With these considerations in mind, we can select variables based on the target mean performance with Feature-engine.
Python implementation
We will use this method to select variables from the Titanic dataset, which has a mix of numerical and categorical variables. When loading the data, I will do some preprocessing to facilitate the demonstration and then separate it into train and test.
import pandas as pd import numpy as np from sklearn.model_selection import train_test_split from sklearn.metrics import roc_auc_score from feature_engine.selection import SelectByTargetMeanPerformance # load data data = pd.read_csv('https://www.openml.org/data/get_csv/16826755/phpMYEkMl') # extract cabin letter data['cabin'] = data['cabin'].str[0] # replace infrequent cabins by N data['cabin'] = np.where(data['cabin'].isin(['T', 'G']), 'N', data['cabin']) # cap maximum values data['parch'] = np.where(data['parch']>3,3,data['parch']) data['sibsp'] = np.where(data['sibsp']>3,3,data['sibsp']) # cast variables as object to treat as categorical data[['pclass','sibsp','parch']] = data[['pclass','sibsp','parch']].astype('O') # separate train and test sets X_train, X_test, y_train, y_test = train_test_split( data.drop(['survived'], axis=1), data['survived'], test_size=0.3, random_state=0)
We will select features based on the roc-auc using 2 fold cross-validation. The first thing to note is that Feature-engine allows us to use cross-validation, which is an improvement with respect to the original method described by the authors.
Feature-engine also allows us to decide how we will determine the intervals for numerical variables. We can choose equal frequency or equal width intervals. The authors used 1% quantiles, which is suitable for continuous variables with a fair spread of values, but not often suitable for skewed variables. In this demo, we will separate numerical variables into equal frequency intervals.
Finally, we want to select features for which the roc-auc is greater than 0.6.
# Feature-engine automates the selection of # categorical and numerical variables sel = SelectByTargetMeanPerformance( variables=None, scoring="roc_auc_score", threshold=0.6, bins=3, strategy="equal_frequency", cv=2,# cross validation random_state=1, # seed for reproducibility )
With the method fit() the transformer:
- replaces categories by the target mean
- sorts numerical variables into equal frequency bins
- replaces bins by the target mean
- using the target mean encoded variables returns the roc-auc
- selects features whose roc-auc > 0.6
# find important features sel.fit(X_train, y_train)

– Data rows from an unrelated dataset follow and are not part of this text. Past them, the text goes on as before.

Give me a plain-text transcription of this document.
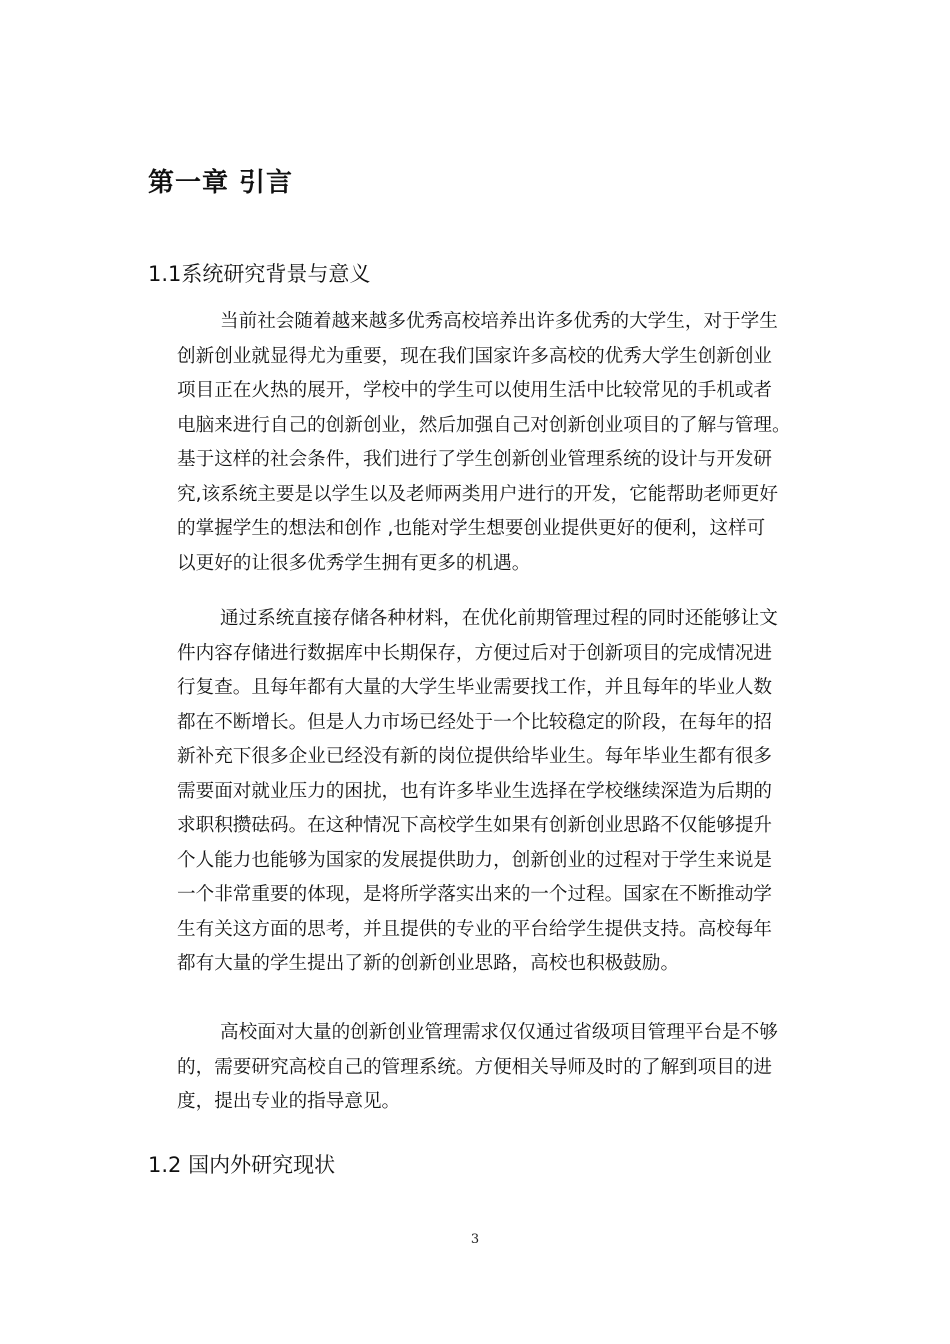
第一章 引言
1.1系统研究背景与意义
当前社会随着越来越多优秀高校培养出许多优秀的大学生，对于学生
创新创业就显得尤为重要，现在我们国家许多高校的优秀大学生创新创业
项目正在火热的展开，学校中的学生可以使用生活中比较常见的手机或者
电脑来进行自己的创新创业，然后加强自己对创新创业项目的了解与管理。
基于这样的社会条件，我们进行了学生创新创业管理系统的设计与开发研
究,该系统主要是以学生以及老师两类用户进行的开发，它能帮助老师更好
的掌握学生的想法和创作 ,也能对学生想要创业提供更好的便利，这样可
以更好的让很多优秀学生拥有更多的机遇。
通过系统直接存储各种材料，在优化前期管理过程的同时还能够让文
件内容存储进行数据库中长期保存，方便过后对于创新项目的完成情况进
行复查。且每年都有大量的大学生毕业需要找工作，并且每年的毕业人数
都在不断增长。但是人力市场已经处于一个比较稳定的阶段，在每年的招
新补充下很多企业已经没有新的岗位提供给毕业生。每年毕业生都有很多
需要面对就业压力的困扰，也有许多毕业生选择在学校继续深造为后期的
求职积攒砝码。在这种情况下高校学生如果有创新创业思路不仅能够提升
个人能力也能够为国家的发展提供助力，创新创业的过程对于学生来说是
一个非常重要的体现，是将所学落实出来的一个过程。国家在不断推动学
生有关这方面的思考，并且提供的专业的平台给学生提供支持。高校每年
都有大量的学生提出了新的创新创业思路，高校也积极鼓励。
高校面对大量的创新创业管理需求仅仅通过省级项目管理平台是不够
的，需要研究高校自己的管理系统。方便相关导师及时的了解到项目的进
度，提出专业的指导意见。
1.2 国内外研究现状
3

We can explore the ROC-AUC for each feature:
sel.feature_performance_ {'pclass': 0.6802934787230475, 'sex': 0.7491365252482871, 'age': 0.5345141148737766, 'sibsp': 0.5720480307315783, 'parch': 0.5243557188989476, 'fare': 0.6600883312700917, 'cabin': 0.6379782658154696, 'embarked': 0.5672382248783936}
We can find the features that will be dropped from the data:
sel.features_to_drop_ ['age', 'sibsp', 'parch', 'embarked']
With the method transform() we drop the features from the data sets:
# remove features X_train = sel.transform(X_train) X_test = sel.transform(X_test)
Simple. Now we have reduced versions of the train and test sets.